In Re Rhode Island Suburban Railway Co.

48 A. 590 | R.I. | 1901

Public Laws, passed May 4, 1900, gave to the Rhode Island Suburban Railway Company authority to "acquire by condemnation from time to time, such lands and such interests and estates in lands, in any town, city, or district in the counties of Providence, Bristol, Kent, and Washington, as said corporation may from time to time take, in manner hereinafter provided, for its corporate purposes, or for the corporate purpose of any railway corporation whose property, rights, privileges, or franchises have been or may hereafter be acquired by said company under the authority of its charter or any amendment thereof."

Under this statute land has been condemned by the Rhode Island Suburban Railway Company, the owner of which at the trial requested the presiding justice to rule that the statute is unconstitutional.
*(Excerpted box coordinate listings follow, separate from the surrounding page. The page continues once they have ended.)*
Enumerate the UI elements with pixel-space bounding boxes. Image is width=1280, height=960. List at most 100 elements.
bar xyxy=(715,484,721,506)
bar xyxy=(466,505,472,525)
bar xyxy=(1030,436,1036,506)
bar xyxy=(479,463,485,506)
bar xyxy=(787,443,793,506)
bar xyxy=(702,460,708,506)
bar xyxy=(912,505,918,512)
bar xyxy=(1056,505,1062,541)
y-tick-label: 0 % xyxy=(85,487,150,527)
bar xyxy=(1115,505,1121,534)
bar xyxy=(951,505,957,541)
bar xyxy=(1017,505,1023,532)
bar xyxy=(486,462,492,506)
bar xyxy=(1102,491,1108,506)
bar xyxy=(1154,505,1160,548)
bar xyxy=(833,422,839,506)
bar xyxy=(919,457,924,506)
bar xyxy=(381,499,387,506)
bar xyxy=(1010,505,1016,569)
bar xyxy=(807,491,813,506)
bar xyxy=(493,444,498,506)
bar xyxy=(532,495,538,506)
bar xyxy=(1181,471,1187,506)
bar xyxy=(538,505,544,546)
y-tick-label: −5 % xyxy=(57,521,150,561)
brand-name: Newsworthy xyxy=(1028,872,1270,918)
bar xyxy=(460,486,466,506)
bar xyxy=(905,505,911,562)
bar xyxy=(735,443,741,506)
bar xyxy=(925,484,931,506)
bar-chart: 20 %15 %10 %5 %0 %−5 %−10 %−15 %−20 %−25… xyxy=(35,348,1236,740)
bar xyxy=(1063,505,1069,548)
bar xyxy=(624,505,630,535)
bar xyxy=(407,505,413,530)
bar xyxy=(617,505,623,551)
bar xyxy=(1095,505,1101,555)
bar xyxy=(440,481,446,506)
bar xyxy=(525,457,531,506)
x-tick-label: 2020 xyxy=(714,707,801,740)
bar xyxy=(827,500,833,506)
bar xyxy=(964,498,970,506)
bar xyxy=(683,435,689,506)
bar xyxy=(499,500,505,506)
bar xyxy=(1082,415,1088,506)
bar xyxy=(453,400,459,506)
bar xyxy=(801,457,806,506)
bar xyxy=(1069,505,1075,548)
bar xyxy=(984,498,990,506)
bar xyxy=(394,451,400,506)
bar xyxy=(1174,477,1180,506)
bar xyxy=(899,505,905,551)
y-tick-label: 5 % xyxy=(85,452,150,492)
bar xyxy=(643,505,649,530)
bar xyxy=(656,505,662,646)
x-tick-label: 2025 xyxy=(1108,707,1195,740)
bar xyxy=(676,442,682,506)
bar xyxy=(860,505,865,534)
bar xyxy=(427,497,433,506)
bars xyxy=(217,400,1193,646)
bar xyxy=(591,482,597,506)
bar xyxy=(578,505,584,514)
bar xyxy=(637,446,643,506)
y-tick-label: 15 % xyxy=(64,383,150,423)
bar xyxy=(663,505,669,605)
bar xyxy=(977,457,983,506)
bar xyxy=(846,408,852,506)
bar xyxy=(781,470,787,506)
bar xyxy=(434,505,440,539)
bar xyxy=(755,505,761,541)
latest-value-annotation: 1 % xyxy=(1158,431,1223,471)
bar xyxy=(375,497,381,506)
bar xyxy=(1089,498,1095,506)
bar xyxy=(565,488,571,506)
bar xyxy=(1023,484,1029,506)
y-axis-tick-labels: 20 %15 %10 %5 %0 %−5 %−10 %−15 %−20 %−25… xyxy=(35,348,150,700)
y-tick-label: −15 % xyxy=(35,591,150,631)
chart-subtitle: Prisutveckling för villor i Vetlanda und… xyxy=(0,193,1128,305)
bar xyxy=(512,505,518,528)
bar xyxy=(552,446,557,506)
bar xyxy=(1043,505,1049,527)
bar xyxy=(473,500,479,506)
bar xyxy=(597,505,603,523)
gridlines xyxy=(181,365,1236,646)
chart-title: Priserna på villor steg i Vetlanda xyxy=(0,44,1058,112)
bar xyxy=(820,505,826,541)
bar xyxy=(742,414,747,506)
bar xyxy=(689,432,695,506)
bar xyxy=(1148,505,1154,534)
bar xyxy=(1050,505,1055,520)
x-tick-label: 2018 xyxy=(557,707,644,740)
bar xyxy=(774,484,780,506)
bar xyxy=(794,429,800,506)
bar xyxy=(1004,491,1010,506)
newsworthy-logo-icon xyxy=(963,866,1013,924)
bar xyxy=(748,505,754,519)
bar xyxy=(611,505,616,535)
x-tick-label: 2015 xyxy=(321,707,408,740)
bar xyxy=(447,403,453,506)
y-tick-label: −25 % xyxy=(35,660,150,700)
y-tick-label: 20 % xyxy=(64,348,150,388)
A ruling was made that the statute is not unconstitutional, and the question is now before full court for review. *456

The land-owner claims that the statute is unconstitutional because it authorizes a taking of land for "corporate purposes," and does not limit the taking to public purposes.

It is beyond question that the legislature has no right to condemn private property for any other than public purposes. This limitation is so fundamental that we are bound to assume that the legislature could neither have been ignorant of it nor have disregarded it in the statute in question. A conflict between the statute and the constitution is not to be implied, and where the meaning of the constitution is clear the court will, if possible, construe a statute in accordance therewith to give the statute effect. Cooley's Const. Lim. 6 ed. 218. It is, therefore, no stretch of construction to say, in a case where the legislature has no power to authorize a condemnation for any thing but a public use, that the statute must mean a public use just as plainly as though it used those words. Otherwise we would have to assume that the legislature knew that it was enacting a nullity and intended to do so. We think it is plain that the statute authorizes only a taking of land for a public use. What constitutes a public use is a judicial question about which there has been much conflict in decisions, but which, nevertheless, must be settled by the courts. If a legislature should say that a certain taking was for a public use, that would not make it so; for such a rule would enable a legislature to conclude the question of constitutionality by its own declaration. The true rule is that the statute will be held to apply only to public purposes, unless it shows the contrary, and the court will then determine whether the particular taking is for a public purpose. That this is the evident intention of the act in question appears from section 4, which requires the court to determine whether the land described is necessary to said company for its corporate purposes. Clearly no court could hold that the words "corporate purposes" could include private purposes, even though, in some sense, these might be necessary to the corporation. The company is chartered as a servant of the public. It may, therefore, have need of land for the exercise of its franchise — an unquestionable public use. The case is, therefore, radically *457 different from Theresa Drainage Dist., 90 Wis. 301; Nickey v.Stearns, 126 Cal. 150; and Gifford v. Shroer, 145 Ind. 572, cited by the land-owner. In these cases the law not only failed to disclose a public purpose, but the courts found that the taking was in fact for individual and private benefit.

We are of opinion that the statute in its necessary and proper implication is not in violation of the constitution.